En bas, des machines filtrent l'eau, ça ne sent pas très bon... On questionne les machinistes, il s'agit d'une station d'épuration ! On est un peu déçus, ils nous conseillent de continuer le sentier, on arrivera à un lac.

Voilà le lac de Sifones, c'est un petit lac avec un parc, entrée payante, quelques personnes s'y baignent. On n'a ni maillot de bain ni pique-nique, le petit restaurant est fermé. On ne reste pas, on décide de rentrer par la route qui grimpe sec, au moins on n'aura pas à refaire le même chemin ni à grimper les 500 marches !

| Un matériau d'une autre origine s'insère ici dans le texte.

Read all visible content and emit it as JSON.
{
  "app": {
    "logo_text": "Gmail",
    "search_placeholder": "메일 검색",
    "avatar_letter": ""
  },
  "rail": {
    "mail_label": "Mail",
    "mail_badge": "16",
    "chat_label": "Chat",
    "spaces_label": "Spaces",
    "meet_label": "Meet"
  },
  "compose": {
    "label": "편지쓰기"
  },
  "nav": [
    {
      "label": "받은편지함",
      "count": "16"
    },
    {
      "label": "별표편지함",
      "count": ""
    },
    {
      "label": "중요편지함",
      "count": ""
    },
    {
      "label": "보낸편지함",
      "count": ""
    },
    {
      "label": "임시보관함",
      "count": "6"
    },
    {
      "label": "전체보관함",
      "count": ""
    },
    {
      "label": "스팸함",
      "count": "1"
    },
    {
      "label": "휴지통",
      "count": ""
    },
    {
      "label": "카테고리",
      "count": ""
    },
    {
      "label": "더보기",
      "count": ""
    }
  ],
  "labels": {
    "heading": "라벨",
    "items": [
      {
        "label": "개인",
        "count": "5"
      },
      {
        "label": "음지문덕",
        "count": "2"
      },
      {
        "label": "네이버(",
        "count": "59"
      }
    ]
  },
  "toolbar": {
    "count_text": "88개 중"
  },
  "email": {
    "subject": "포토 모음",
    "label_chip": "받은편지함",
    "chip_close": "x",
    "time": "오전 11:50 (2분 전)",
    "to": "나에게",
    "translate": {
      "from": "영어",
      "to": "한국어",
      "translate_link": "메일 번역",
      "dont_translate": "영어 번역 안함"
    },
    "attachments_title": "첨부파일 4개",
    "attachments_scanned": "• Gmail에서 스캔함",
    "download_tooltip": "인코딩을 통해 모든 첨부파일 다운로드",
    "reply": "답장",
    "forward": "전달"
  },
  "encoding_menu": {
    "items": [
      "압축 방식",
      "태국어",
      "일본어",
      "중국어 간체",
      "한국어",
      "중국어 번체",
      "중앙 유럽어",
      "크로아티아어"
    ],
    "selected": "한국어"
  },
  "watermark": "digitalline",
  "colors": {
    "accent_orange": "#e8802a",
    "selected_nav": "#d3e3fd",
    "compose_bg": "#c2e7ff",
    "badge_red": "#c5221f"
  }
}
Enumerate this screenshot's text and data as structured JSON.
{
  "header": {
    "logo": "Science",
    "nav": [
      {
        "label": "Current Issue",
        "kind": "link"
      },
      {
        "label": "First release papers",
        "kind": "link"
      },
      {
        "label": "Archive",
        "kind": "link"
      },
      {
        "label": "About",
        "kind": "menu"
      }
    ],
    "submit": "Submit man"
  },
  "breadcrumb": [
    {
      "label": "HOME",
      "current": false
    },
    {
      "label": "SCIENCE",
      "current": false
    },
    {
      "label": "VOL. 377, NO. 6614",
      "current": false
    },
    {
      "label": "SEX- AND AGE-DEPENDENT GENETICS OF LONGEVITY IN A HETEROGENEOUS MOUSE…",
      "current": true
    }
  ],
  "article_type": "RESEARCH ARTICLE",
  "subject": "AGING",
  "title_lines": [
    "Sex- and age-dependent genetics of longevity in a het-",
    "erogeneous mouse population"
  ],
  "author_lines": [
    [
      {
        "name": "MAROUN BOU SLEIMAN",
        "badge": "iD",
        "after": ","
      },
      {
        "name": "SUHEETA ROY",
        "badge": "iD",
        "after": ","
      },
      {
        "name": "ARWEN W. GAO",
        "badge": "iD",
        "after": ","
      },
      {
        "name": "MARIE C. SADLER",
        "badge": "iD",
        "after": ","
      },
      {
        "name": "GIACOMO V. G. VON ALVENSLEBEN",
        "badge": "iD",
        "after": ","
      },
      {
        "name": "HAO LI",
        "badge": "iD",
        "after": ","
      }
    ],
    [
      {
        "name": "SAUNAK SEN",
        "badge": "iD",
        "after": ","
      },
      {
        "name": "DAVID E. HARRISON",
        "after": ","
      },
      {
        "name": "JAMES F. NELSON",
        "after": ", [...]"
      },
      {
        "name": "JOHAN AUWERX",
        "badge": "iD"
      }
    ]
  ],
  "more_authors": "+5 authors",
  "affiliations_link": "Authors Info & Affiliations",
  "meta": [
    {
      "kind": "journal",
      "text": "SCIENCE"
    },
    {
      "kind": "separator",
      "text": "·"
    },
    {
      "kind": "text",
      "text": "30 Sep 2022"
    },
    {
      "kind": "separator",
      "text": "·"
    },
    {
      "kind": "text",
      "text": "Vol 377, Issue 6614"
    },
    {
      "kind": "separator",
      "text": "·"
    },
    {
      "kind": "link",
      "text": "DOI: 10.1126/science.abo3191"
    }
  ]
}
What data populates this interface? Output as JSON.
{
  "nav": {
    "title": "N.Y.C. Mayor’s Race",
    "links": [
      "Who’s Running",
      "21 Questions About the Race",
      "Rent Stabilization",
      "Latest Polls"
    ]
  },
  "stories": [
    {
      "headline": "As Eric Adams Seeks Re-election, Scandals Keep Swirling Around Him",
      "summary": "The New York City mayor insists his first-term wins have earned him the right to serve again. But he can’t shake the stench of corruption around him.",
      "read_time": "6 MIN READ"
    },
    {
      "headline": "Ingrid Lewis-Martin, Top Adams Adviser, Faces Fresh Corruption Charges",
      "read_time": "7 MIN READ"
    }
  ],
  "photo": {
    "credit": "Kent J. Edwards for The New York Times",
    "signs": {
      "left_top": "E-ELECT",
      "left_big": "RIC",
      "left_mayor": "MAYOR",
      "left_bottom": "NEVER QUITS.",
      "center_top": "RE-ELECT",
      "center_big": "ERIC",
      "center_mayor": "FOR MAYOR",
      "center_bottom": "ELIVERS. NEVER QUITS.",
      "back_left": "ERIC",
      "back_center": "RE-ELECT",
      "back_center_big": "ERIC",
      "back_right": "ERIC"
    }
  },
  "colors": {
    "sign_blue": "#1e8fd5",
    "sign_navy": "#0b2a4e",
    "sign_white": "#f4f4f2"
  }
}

Le retour est un peu dur, il fait très chaud, on ne trouve qu'un paquet de gaufrettes en chemin ! En arrivant enfin à l'arrêt de bus, plusieurs familles proposent leur menu du jour (2€), on est ravis !

En chemin, de belles vues sur le volcan

On descend du bus 2km avant l'hôtel, afin de visiter le musée des arts de l'état de Veracruz, dans l'ancien couvent de Concordia.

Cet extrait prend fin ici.